Orsini hizo una pequeña mueca, pero enseguida se recompuso.
- Espera. Te acompañaré a tu casa.
- No me hace falta, gracias. Esto está muy entretenido.- dije sin rebajarme a dirigir una mirada a la despampanante italiana que en esos momentos se lo comía con los ojos. Orsini debió darse cuenta, porque dirigió su mirada hacia donde yo tenía la mía.
- Oh, Silvia. Es una buena amiga.
- Entonces te dejo en buena compañía.
- Oh, no. Insisto. Además así tendremos un poco de calma para comentar un par de cosas.- No estaba dispuesto a dejarme marchar sin mas. Suspiré y me dejé llevar hasta el coche. Estaba demasiado cansada para discutir.
- ¿Has reservado ya vuelo? – me preguntó cuando estábamos parados en un semáforo.
- ¿Vuelo?
- Claro. Para ir a Roma.- dijo como lo más obvio. - ¿Ya has concertado el día de entrega de las páginas?
Le miré con estupor. Lo cierto era que no había hecho nada por el estilo. Y aunque no hubiera sido así, no habría comprado un billete de avión. ¿Para qué, si tenía otros medios más cómodos?
- Yo tengo que estar el lunes en Roma. Me marcho mañana porque me voy conduciendo.- Giró la cabeza y me miró de frente.- Tal vez vuele un poco a baja altura...- bromeó.- Tienes mis teléfonos de Roma. En cuanto haya algo concreto, llámame o mándame un e-mail.

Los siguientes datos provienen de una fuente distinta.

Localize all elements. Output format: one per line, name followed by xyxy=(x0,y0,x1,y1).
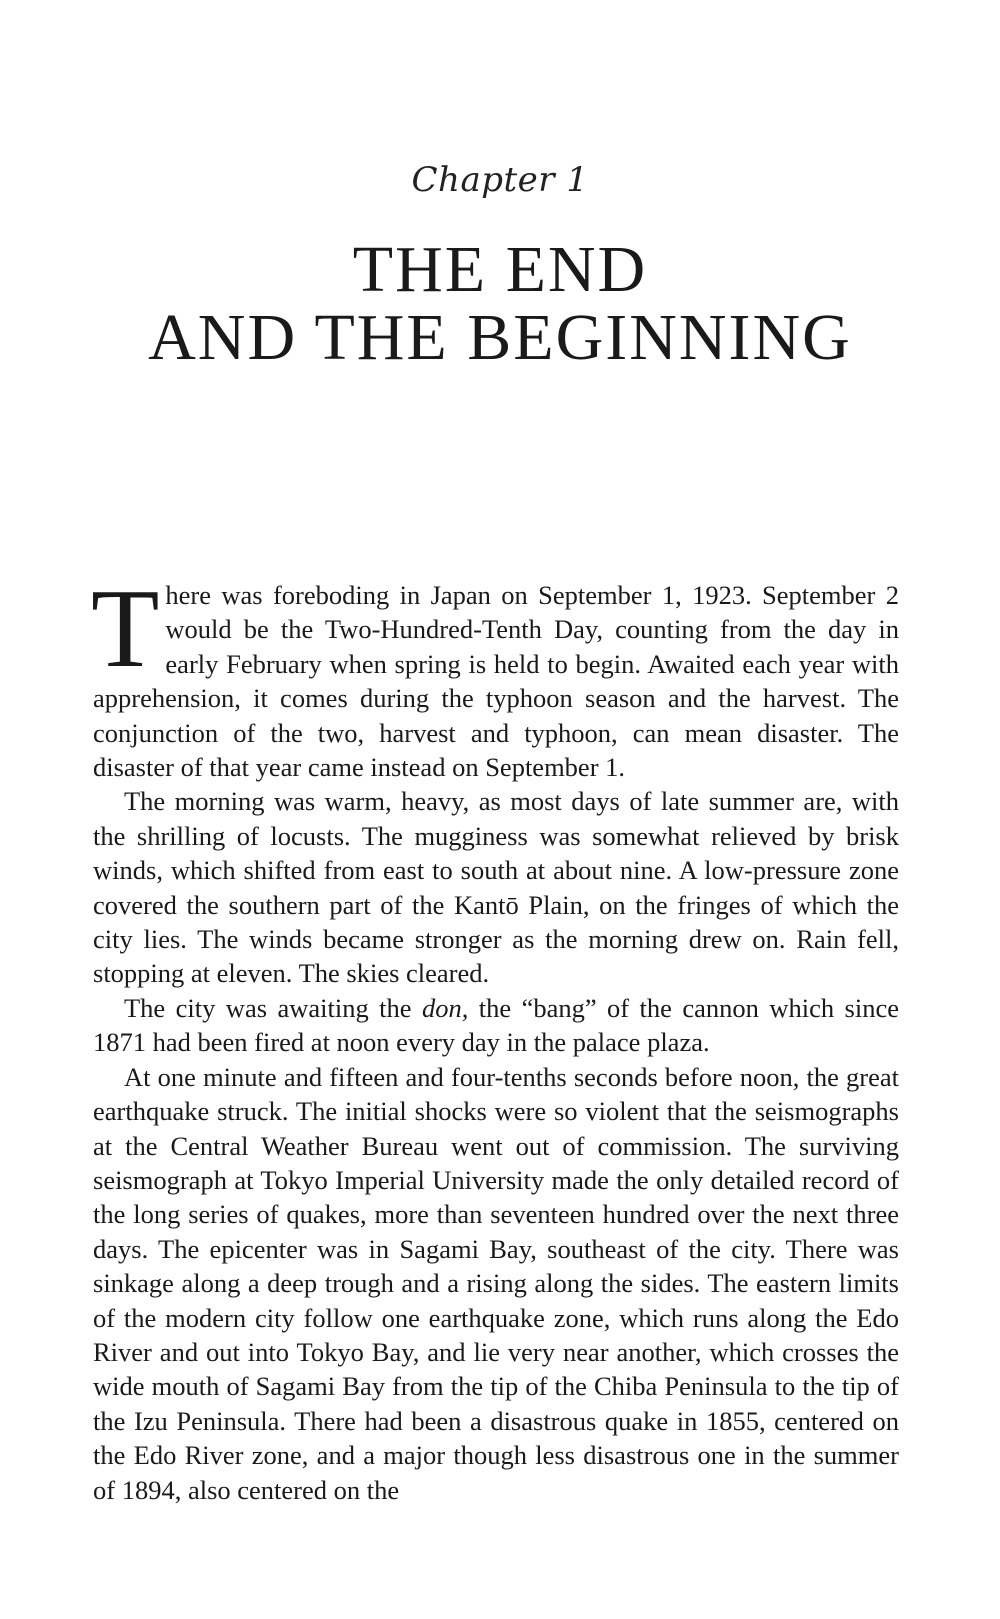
paragraph-3-after: the “bang” of the cannon which since 1871 had been fired at noon every day in the palace plaza. xyxy=(93,992,899,1058)
body-text xyxy=(91,567,899,1507)
chapter-title xyxy=(0,233,1000,374)
paragraph-3-before: The city was awaiting the xyxy=(124,992,422,1023)
chapter-label: Chapter 1 xyxy=(411,160,589,200)
paragraph-3-italic: don, xyxy=(421,992,469,1023)
paragraph-2: The morning was warm, heavy, as most days of late summer are, with the shrilling of locusts. The mugginess was somewhat relieved by brisk winds, which shifted from east to south at about nine. A low-pressure zone covered the southern part of the Kantō Plain, on the fringes of which the city lies. The winds became stronger as the morning drew on. Rain fell, stopping at eleven. The skies cleared. xyxy=(93,786,899,989)
paragraph-1 xyxy=(91,567,899,784)
paragraph-1-text: here was foreboding in Japan on September 1, 1923. September 2 would be the Two-Hundred-Tenth Day, counting from the day in early February when spring is held to begin. Awaited each year with apprehension, it comes during the typhoon season and the harvest. The conjunction of the two, harvest and typhoon, can mean disaster. The disaster of that year came instead on September 1. xyxy=(93,580,899,783)
chapter-title-line-1: THE END xyxy=(352,233,648,306)
chapter-title-line-2: AND THE BEGINNING xyxy=(148,301,852,374)
paragraph-4: At one minute and fifteen and four-tenths seconds before noon, the great earthquake struck. The initial shocks were so violent that the seismographs at the Central Weather Bureau went out of commission. The surviving seismograph at Tokyo Imperial University made the only detailed record of the long series of quakes, more than seventeen hundred over the next three days. The epicenter was in Sagami Bay, southeast of the city. There was sinkage along a deep trough and a rising along the sides. The eastern limits of the modern city follow one earthquake zone, which runs along the Edo River and out into Tokyo Bay, and lie very near another, which crosses the wide mouth of Sagami Bay from the tip of the Chiba Peninsula to the tip of the Izu Peninsula. There had been a disastrous quake in 1855, centered on the Edo River zone, and a major though less disastrous one in the summer of 1894, also centered on the xyxy=(93,1061,899,1505)
paragraph-3 xyxy=(93,991,899,1060)
drop-cap: T xyxy=(91,567,160,691)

Y dime cuándo llegas, para que vaya a recogerte al aeropuerto.
¡Andaba listo si pensaba que haría tal cosa!. Le notificaría cuándo tendría lugar la entrega, claro, porque no me quedaba más remedio. Pero no pensaba decirle cuándo llegaría. Y sumida en aquellos pensamientos me adormecí con la cabeza apoyada en el respaldo hasta que él me puso la mano en el hombro. Abrí los ojos con un respingo.
- Ya hemos llegado.- dijo suavemente.- Estás realmente muy cansada. Espero que duermas bien.

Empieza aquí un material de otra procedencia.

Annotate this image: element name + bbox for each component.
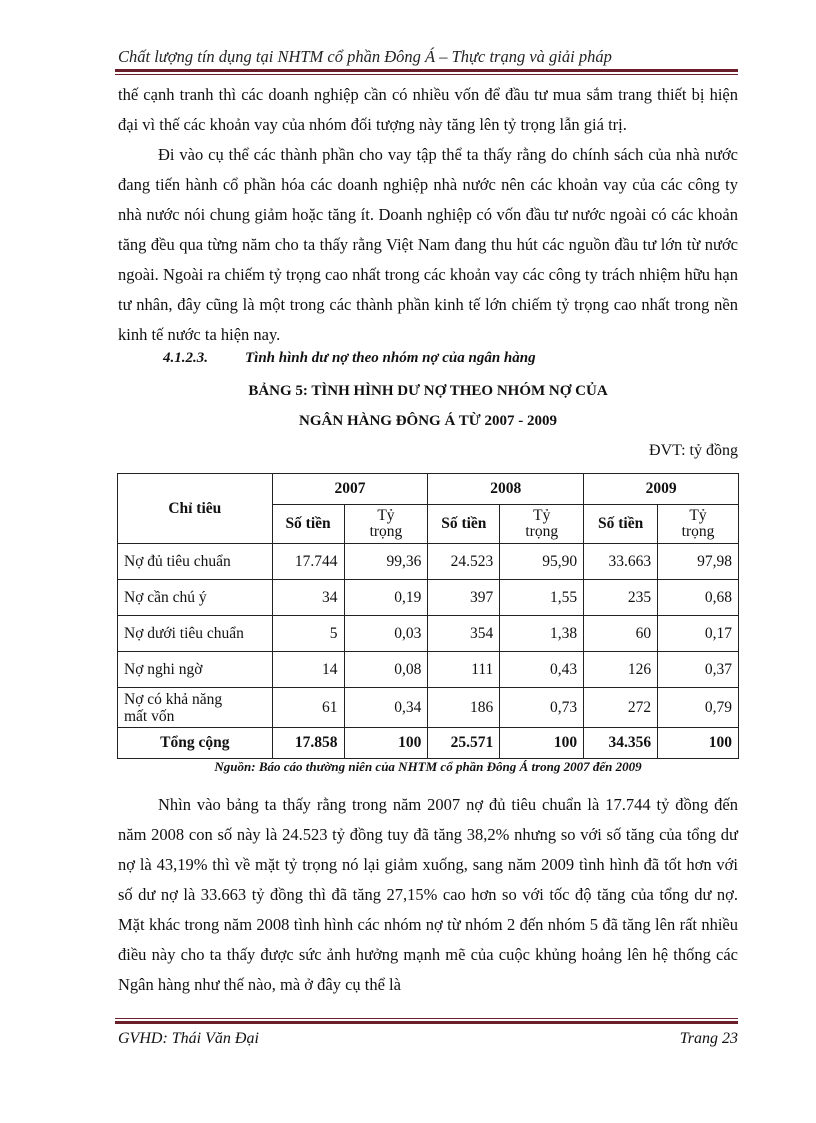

- Muchas gracias. Buenas noches.- y sin más abrí la puerta del coche y salí. El coche no se movió mientras cruzaba la calle y llegaba hasta mi portal, y aunque no me digné a girar la cabeza, algo me dijo que Stefano miraba fijamente cómo sacaba las llaves, abría la puerta y desaparecía por el portal.

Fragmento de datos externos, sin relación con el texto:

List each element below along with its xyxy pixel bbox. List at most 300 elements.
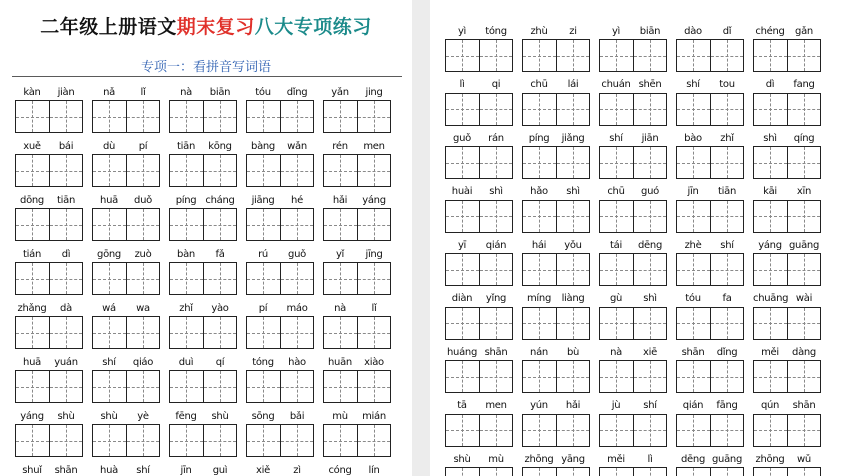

Me puse un pijama de verano, de manga y pantalón cortos, me tomé una pastilla de Almax lamentando para mis adentros, como siempre, que el oficio de boticario mágico hubiera decaído hasta dejar esas cosas en manos de la farmacopea muggle, me bebí un vaso de leche fría y me tumbé sobre las sábanas. Había dejado un resquicio de la ventana abierto y entraba una suave brisa. Cerré los ojos. ¡Dios mío! Pensé. ¡Qué absurdo es todo! Tenía que viajar a Italia para tramitar ante las autoridades del Estado Vaticano, sí, el Estado Vaticano, la curia de la Iglesia Católica, la devolución de un códice procedente de la biblioteca mágica Laurentina, acompañada de un muggle italiano que, no terminaba de comprender bien por qué, me habían endosado. ¡Era todo un completo sinsentido!